Although the present study design provides accuracy in determining the population at risk and the best estimates of BILD incidence and mortality, several factors should be taken into consideration when interpreting the results. First, our study observed a 72.2% concordance rate between physician-reported BILD and the panel findings, suggesting that the incidence based on physician-reported BILD may be overestimated. Second, the RMAP is a strong bias to encourage physician report false-positive BILD, resulting in an increased incidence, and the practice of early intervention may lead to a decrease in mortality. Finally, it should be noted that if physicians do not know the specific clinical characteristics of DILD, then BILD may be underdiagnosed and, therefore, underestimated.

Since 2003 when gefitinib-induced DILD became a concern in Japan, most of the molecular targeted drugs have been investigated using all-case PMS. In addition, large-scale PMS data on DILD have been accumulated in Japan over the past decade. As Saito and Gemma(25) report, these PMS data provide the characteristic features, incidence, mortality and risk factors of DILD. In addition, such accumulated information should ensure a favorable benefit–risk balance for drug usage with consideration of the DILD risk factors.

In conclusion, we observed lower incidence (4.5%) and mortality rates (0.5%) for BILD than expected in the Japanese patients with relapsed and refractory MM. These patients also exhibited unique clinical and radiographic features and a better prognosis than previously expected.

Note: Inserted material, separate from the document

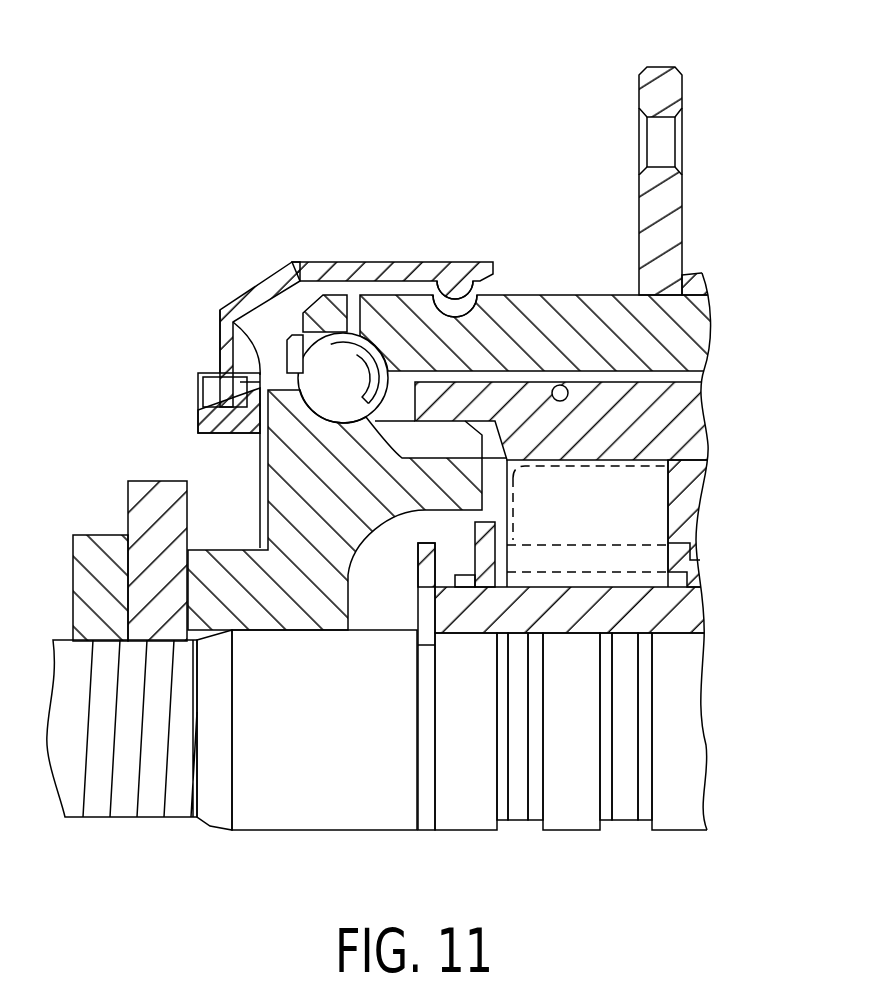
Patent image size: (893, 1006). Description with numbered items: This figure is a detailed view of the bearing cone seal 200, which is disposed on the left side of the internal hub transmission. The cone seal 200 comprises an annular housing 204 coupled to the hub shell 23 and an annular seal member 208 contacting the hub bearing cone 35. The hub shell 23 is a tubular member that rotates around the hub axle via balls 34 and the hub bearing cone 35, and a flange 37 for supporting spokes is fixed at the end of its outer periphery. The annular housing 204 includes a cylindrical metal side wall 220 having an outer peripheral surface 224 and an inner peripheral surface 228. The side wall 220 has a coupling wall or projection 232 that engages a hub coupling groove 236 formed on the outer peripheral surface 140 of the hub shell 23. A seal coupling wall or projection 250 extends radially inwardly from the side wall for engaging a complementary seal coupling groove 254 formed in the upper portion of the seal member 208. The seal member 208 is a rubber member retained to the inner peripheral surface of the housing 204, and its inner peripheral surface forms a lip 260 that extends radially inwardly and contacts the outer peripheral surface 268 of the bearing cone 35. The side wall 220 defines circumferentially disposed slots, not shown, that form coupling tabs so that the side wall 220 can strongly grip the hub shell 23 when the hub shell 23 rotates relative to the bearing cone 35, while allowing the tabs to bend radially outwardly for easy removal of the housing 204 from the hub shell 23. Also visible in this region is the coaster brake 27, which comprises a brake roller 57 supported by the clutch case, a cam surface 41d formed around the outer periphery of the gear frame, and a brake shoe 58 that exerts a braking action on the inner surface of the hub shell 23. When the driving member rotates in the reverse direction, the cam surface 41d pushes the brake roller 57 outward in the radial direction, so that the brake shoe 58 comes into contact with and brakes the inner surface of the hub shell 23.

Our findings suggest that a postmarketing noninterventional observational study design that incorporates consecutive registration and continuous monitoring of all patients under the RMAP will provide the most accurate results. This design is an effective way to manage the risk minimization and accurate estimation of the true incidence and mortality rates, and to identify clinical characteristics of pulmonary-related adverse events, especially for new molecular targeted anticancer drugs.